Avec cette action en justice, les requérants espèrent voir la commercialisation de l’ancienne formule de ce traitement contre l’hypothyroïdie, mais il est également question d’indemnités au titre du préjudice moral et d’anxiété, à hauteur de 30 000 euros par plaignant.

Cette assignation à jour fixe devrait permettre l’examen du dossier sur le fond dans un délai rapide.

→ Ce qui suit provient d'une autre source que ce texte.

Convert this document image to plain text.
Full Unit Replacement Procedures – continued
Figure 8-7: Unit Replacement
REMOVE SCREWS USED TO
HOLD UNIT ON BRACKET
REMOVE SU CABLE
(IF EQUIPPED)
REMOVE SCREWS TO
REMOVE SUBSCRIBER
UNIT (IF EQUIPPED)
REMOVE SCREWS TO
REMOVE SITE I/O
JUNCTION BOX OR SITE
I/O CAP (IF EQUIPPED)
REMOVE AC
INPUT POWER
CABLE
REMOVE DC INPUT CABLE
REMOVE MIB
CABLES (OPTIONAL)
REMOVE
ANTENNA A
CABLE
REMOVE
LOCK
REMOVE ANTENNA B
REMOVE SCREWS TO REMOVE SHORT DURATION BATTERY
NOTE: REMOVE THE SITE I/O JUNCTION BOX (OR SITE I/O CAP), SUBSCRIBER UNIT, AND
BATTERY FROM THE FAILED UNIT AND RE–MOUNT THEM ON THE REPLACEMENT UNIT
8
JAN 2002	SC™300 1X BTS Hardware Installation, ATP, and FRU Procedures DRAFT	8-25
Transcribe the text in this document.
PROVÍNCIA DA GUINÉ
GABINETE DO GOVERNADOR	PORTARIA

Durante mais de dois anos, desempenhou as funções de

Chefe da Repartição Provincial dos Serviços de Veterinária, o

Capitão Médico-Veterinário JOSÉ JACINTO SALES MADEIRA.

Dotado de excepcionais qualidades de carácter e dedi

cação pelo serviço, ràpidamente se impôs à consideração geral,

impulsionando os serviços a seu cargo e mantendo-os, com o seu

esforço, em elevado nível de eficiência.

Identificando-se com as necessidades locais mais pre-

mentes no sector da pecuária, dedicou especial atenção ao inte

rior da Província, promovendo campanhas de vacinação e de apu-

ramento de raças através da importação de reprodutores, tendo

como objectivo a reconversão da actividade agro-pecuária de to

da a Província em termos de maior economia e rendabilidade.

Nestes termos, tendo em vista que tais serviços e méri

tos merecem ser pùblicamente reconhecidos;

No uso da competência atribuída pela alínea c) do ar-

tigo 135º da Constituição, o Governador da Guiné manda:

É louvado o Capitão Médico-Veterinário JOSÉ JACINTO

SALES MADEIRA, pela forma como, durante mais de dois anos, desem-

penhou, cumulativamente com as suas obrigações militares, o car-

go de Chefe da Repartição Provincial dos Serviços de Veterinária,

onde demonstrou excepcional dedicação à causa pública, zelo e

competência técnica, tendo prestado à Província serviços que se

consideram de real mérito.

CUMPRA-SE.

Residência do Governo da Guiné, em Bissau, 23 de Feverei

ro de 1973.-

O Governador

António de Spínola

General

Selon l’assignation, « pendant plusieurs mois les demandeurs ont souffert de troubles graves dans la totale ignorance des causes de ces derniers », « l’ensemble des victimes a droit à obtenir réparation du préjudice subi, en premier lieu, un préjudice d’anxiété » et « en informant pas les patients des risques que pouvait provoquer le nouveau Levothyrox, il est incontestable que ces derniers ont subi un préjudice moral qu’il convient de réparer ».

Jacques Lévy, le défenseur des plaignants, a notifié que la présidence du TGI de Toulouse a accepté cette saisine.

L’avocat a fait part du 19 juillet pour l’audience au tribunal.

Depuis l’été 2017, des patients par milliers ont fait part d’effets secondaires comme des chutes de cheveux, vertiges, maux de têtes et autres douleurs musculaires et articulaires dans le cadre du traitement proposé par le Merck.

Au mois de juin dernier, la cour d’appel de Toulouse avait confirmé la sentence prononcée en première instance, au mois de novembre 2017, avec cette ordonnance adressée au laboratoire Merck de délivrer l’ancienne formule du Levothyrox « sans délai » à une vingtaine de patients.